Из года в год "подсоблял" Лапшинову Никита Хопров; задаром пахал,
волочил, совал лапшиновской молотилке лапшиновскую пшеницу, стоя зубарем
[зубарь - подавальщик снопов на молотилке]. А потом приходил домой,
садился за стол, хоронил в чугунных ладонях свое широкое рыжеусое лицо,
думал: "До коих же пор так? Убью!"
Островнов Яков Лукич не одолевал просьбами, не грозился, знал, что если
попросит когда, то и в большом, не только в бутылке водки, не посмеет
отказать Хопров. А водку пивал Яков Лукич у него-таки частенько, неизменно
благодарил: "Спасибо за угощение".
"Захленись ты ею!" думал Хопров, с ненавистью сжимая под столом
полупудовые гири-кулаки.
Половцев все еще жил у Якова Лукича в маленькой горенке, где раньше
помещалась старуха Островниха. Она перешла на печку, а Половцев в ее
горенке курил почти напролет лежа на куцей лежанке, упирая босые жилистые
ноги в горячий камень. Ночью он часто ходил по спящему дому (ни одна дверь
не скрипнет, заботливо смазанная в петлях гусиным жиром). Иногда, накинув
полушубок, затушив цигарку, шел проведать коня, спрятанного в мякиннике.
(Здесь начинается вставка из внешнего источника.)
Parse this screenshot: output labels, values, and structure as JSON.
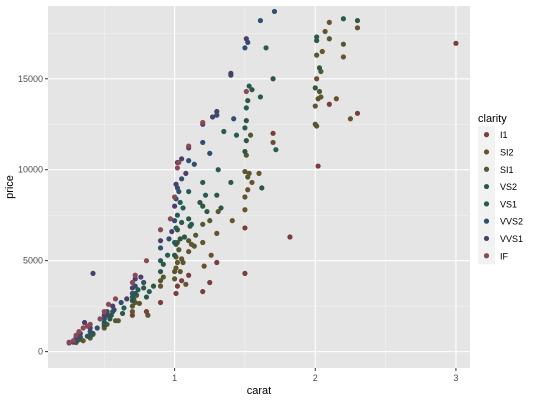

Застоявшийся конь встречал его дрожащим приглушенным ржанием, словно знал,
что не время Выражать свои чувства полным голосом. Хозяин охаживал его
руками, щупал суставы ног своими негнущимися, железными пальцами. Как-то
раз, в особо темную ночь, вывел его из мякинника и охлюпкой поскакал в
степь. Вернулся перед светом. Конь был мокр, словно вымыт потом, часто
носил боками, сотрясался тяжелой нечастой дрожью. Якову Лукичу Половцев
утром сказал:
- Был в своей станице. Ищут меня там... Казаки готовы и ждут только
приказа.
Это по его наущенью, когда вторично было созвано общее собрание
гремяченцев по вопросу о колхозе, Яков Лукич выступил с призывом войти в
колхоз и несказанно обрадовал Давыдова своей разумной, положительной речью
и тем, что после слов авторитетного в хуторе Якова Лукича, заявившего о
своем вступлении в колхоз, было подано сразу тридцать одно заявление.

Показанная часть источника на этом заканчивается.